PUBLISHED : Thursday, 01 August, 2002, 12:00am
UPDATED : Thursday, 01 August, 2002, 12:00am

The avenues available to alleged human-smuggling mastermind 'Big Sister Ping' to block her extradition to the United States all but disappeared yesterday after the Court of Appeal dismissed her objections.

The ruling leaves Cheng Chui-ping, 52, with one final avenue - the Court of Final Appeal, the SAR's highest court.

American authorities had been hunting Cheng for her alleged role in the 1993 Golden Venture human-smuggling tragedy.

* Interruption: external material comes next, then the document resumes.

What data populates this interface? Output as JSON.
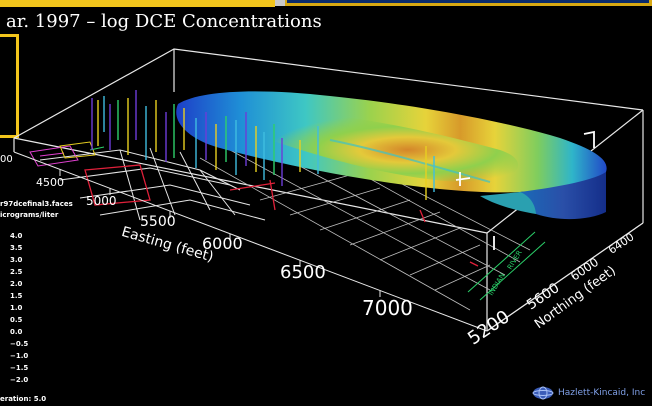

The freighter, packed with 286 illegal immigrants from Fuzhou, ran aground off the coast of New York City after four months at sea, killing 10 of the stowaways after they were ordered to swim ashore when the ship grounded.

According to an indictment brought before a Manhattan federal court in December 1994, Cheng had smuggled about 3,000 Fujianese to the US since 1984 with the help of the American-Chinese gang Fuk Ching.

US authorities requested her extradition from Hong Kong to face allegations of 'gross criminal conduct, universally deplored, international in its ramifications'.

Chief Executive Tung Chee-hwa approved the extradition request in May last year.

But Cheng's counsel, Andrew Bruce, SC, told the Court of Appeal yesterday that Mr Tung's action was wrong because Cheng's alleged crimes were subject to a time limit and that American authorities had no power to prosecute her.

'A person should not be sent halfway around the world against her will if it is harsh, unjust and oppressive to do so,' he said.

He added his client did not know she was a 'fugitive from justice' as the indictment had been sealed.

But Mr Justice Anthony Rogers, Mr Justice Frank Stock and Mr Justice Conrad Seagroatt yesterday dismissed the appeal. The reasons for their decision will be handed down at a later date.

The decision was the latest in a string of legal defeats for Cheng. She has been in custody at Tai Lam women's detention centre since her April 2000 arrest at Chek Lap Kok airport ended a five-year worldwide manhunt.

Cheng is accused of conspiring to smuggle illegal aliens from the mainland and to hold them hostage at 'safe houses' in New York, New Jersey and Maryland for ransom from their families.

She is also charged with taking migrants hostage and threatening them with death or injury.